A third step of accelerating the stage while continuously decreasing the time rate of change from substantially zero to a second value;
The time change rate is calculated from the second time to the sixth time by the second time.
A step of accelerating the stage while continuously increasing the value of the stage to approximately 0, and making the acceleration of the stage at the sixth time substantially zero. 2. The time change of the time change rate from the fourth time to the sixth time is a smooth change that can be differentiated using time as a variable. Stage control method. 3. The method according to claim 2, wherein the time change of the time change rate from the first time to the third time is a smooth change that can be differentiated using time as a variable. Stage control method. 4. The stage control method according to claim 2, wherein the time change of the time change rate is a quartic function using time as a variable. 5. The third time and the fourth time,
The times are different from each other, and the fourth time is different from the third time.

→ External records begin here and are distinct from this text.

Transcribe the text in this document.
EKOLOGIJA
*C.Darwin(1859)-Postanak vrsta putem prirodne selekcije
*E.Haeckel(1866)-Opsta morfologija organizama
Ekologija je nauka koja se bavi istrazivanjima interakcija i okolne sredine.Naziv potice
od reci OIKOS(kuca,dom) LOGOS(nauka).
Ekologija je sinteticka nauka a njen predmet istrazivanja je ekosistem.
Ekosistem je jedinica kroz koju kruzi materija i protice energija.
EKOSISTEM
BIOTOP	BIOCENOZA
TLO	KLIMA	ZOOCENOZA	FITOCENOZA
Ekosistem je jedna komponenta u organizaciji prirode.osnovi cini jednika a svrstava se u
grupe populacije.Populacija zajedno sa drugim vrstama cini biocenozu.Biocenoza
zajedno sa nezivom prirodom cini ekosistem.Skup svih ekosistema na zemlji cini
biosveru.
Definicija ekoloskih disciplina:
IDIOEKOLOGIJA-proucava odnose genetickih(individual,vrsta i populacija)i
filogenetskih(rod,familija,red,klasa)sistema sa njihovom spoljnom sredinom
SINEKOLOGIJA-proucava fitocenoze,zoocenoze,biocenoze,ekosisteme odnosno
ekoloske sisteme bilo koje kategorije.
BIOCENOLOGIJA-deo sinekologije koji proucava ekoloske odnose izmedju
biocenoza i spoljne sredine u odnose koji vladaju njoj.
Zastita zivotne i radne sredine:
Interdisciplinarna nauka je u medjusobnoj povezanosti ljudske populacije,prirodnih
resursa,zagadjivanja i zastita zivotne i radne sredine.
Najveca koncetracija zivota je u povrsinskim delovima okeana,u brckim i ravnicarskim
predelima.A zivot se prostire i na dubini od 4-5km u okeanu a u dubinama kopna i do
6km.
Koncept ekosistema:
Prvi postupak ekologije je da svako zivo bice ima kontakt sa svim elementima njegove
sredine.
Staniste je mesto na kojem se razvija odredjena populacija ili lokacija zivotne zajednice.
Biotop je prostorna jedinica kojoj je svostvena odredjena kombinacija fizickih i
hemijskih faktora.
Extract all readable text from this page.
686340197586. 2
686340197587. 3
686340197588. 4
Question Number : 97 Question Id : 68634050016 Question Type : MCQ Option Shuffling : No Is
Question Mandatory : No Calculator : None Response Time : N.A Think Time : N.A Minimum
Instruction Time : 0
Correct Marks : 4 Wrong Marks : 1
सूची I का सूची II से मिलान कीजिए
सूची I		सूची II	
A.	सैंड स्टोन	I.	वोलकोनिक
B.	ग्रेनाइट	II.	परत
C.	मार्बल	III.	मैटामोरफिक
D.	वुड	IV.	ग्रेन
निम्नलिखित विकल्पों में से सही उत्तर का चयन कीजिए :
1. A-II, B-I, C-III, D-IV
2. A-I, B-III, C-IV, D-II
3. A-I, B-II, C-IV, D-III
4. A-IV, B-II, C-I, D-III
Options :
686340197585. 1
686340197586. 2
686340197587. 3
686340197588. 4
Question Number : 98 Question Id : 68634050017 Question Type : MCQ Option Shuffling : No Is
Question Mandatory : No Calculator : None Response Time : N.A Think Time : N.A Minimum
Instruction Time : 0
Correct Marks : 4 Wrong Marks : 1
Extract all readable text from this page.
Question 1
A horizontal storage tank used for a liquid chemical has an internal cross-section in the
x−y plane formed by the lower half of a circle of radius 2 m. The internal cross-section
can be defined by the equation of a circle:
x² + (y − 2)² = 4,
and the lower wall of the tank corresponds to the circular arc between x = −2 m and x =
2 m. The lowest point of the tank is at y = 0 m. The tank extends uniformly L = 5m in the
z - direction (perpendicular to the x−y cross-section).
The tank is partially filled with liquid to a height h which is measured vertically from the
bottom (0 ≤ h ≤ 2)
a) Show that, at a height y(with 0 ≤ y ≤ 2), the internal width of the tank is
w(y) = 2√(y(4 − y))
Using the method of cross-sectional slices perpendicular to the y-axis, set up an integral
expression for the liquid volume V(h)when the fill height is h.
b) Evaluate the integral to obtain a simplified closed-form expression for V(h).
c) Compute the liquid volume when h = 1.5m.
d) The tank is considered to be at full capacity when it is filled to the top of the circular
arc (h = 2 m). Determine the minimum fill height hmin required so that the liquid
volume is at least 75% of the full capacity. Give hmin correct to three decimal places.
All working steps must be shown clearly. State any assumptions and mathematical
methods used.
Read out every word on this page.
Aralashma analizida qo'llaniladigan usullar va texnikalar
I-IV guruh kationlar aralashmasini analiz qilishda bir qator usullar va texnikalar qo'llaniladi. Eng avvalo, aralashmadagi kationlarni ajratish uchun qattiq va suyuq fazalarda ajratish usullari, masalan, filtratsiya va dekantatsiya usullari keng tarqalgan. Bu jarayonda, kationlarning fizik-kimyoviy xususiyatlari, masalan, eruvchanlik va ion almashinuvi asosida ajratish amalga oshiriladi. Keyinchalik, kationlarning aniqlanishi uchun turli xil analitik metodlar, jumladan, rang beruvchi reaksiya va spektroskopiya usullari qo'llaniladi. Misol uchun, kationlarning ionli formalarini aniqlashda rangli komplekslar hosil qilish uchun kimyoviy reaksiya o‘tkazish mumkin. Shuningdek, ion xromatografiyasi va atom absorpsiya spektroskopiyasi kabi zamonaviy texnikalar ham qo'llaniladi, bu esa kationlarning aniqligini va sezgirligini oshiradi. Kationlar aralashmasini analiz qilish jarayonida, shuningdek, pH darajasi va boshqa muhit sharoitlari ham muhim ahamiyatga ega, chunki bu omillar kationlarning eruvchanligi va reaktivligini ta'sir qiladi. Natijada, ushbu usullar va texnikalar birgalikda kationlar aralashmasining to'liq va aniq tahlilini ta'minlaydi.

2. The stage control method according to claim 1, wherein the time rate of change until the time is approximately zero. 6. The stage according to claim 1, wherein the time from the first time to the third time is shorter than the time from the fourth time to the sixth time. Control method. 7. The method according to claim 7, wherein the mask and the sensitive substrate are moved synchronously.
A scanning exposure apparatus for transferring a pattern formed on the mask onto the sensitive substrate, comprising: a mask stage for holding the mask; a substrate stage for holding the sensitive substrate; 7. The method according to claim 1, wherein the transfer onto the sensitive substrate is performed.
A control system for accelerating the mask stage and the substrate stage to target speeds in respective synchronous movement directions by any one of the stage control methods.